Women still were not allowed in the dorms, and Durkee recalled an entire “cottage industry” that existed in town to cater to this inconvenience. Homes in town would provide cots for female guests to sleep on for the night after the dance. But by the late 1960s, Balckom said, he and many of his friends chose to simply disregard the rule rather than putting in so much effort to find accommodation for their dates.

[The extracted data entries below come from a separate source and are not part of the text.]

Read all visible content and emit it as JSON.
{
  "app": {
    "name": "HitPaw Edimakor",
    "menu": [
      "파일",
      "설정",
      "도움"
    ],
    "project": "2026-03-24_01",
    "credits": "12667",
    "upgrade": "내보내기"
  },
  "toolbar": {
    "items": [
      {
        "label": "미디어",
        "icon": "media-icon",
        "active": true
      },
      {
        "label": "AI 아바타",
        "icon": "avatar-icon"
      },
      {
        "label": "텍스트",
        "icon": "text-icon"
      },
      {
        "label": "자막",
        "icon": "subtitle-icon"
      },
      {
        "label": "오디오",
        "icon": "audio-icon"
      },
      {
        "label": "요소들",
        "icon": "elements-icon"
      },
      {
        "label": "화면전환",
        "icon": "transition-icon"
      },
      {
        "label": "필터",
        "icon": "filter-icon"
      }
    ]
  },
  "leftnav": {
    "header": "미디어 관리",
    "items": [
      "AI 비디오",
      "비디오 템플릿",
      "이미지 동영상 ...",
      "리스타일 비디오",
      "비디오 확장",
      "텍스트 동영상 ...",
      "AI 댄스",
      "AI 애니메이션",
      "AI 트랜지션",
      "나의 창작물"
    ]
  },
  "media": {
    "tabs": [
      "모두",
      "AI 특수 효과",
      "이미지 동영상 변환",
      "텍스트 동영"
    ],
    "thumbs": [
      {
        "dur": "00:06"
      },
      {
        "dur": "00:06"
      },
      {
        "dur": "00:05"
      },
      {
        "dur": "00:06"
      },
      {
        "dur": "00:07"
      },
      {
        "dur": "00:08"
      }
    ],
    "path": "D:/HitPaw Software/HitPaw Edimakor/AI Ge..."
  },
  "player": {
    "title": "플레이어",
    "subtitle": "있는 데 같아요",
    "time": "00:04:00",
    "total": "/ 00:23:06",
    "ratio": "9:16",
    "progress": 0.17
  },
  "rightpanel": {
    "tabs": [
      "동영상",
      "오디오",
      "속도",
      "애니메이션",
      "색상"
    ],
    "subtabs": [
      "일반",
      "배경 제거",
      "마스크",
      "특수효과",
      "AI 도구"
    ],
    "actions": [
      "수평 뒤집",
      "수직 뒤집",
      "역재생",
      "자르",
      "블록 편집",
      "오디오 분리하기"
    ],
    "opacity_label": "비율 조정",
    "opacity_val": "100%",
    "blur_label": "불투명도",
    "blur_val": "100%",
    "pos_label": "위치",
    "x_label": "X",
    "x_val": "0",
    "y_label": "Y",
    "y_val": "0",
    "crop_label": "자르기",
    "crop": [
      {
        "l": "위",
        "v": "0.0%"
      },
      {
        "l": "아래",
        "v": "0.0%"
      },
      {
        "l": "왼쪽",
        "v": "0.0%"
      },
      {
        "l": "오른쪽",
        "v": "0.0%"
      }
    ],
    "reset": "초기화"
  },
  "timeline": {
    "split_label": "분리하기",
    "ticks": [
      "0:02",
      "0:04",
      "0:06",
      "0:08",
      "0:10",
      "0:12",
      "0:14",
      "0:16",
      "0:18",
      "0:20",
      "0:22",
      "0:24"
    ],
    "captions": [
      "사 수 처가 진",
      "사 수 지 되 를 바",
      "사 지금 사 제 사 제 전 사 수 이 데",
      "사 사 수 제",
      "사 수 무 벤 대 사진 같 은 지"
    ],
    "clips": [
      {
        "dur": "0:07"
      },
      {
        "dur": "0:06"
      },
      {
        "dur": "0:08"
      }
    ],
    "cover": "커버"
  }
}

“Women technically weren’t allowed in the dorms, even though they were there all the time,” Balckom said, noting that roommates and friends would advise couples when proctors were approaching. “My now-wife and I on one or two occasions escaped out back windows. Word passed very quickly despite the absence of Internet.”
But as a result of the cultural changes the campus was undergoing, the ‘Prince’-Tiger Dance waned in popularity by the late 1960s. Even the dance planning committee disregarded the old traditions of the dance; for the 1968 installment, the dance committee encouraged costumes and discouraged formal dress and invited all attendees down to the pool for a midnight swim.
“The frat party stuff was out and counterculture was in at that particular time,” Henry Asbil ’69 said. “There was a big transition in terms of the anti-Vietnam War movement and much less interest among at least a quarter to a half of the class in those traditional fraternity-like parties.”
The Class of 1969, the final all-male class in Princeton’s history, was also the last to experience a ‘Prince’-Tiger Dance for all four years. In the fall after they graduated, the ‘Prince’ Editorial Board announced its support for a moratorium on the dance and for the March on Washington to protest the Vietnam War.
Since the demonstration took place on the traditional Big Three weekend, the Editorial Board withdrew its support for the dance.
No dance was held in 1969, and student interest never proved strong enough for a revival. Though the ‘Prince’-Tiger Dance was an institution founded and upheld by generations of the publications’ managing boards, the class governments are now looking to build on its history to do what the annual event occasionally did — but traditionally did not — do: bring the entire student body together for a shared evening.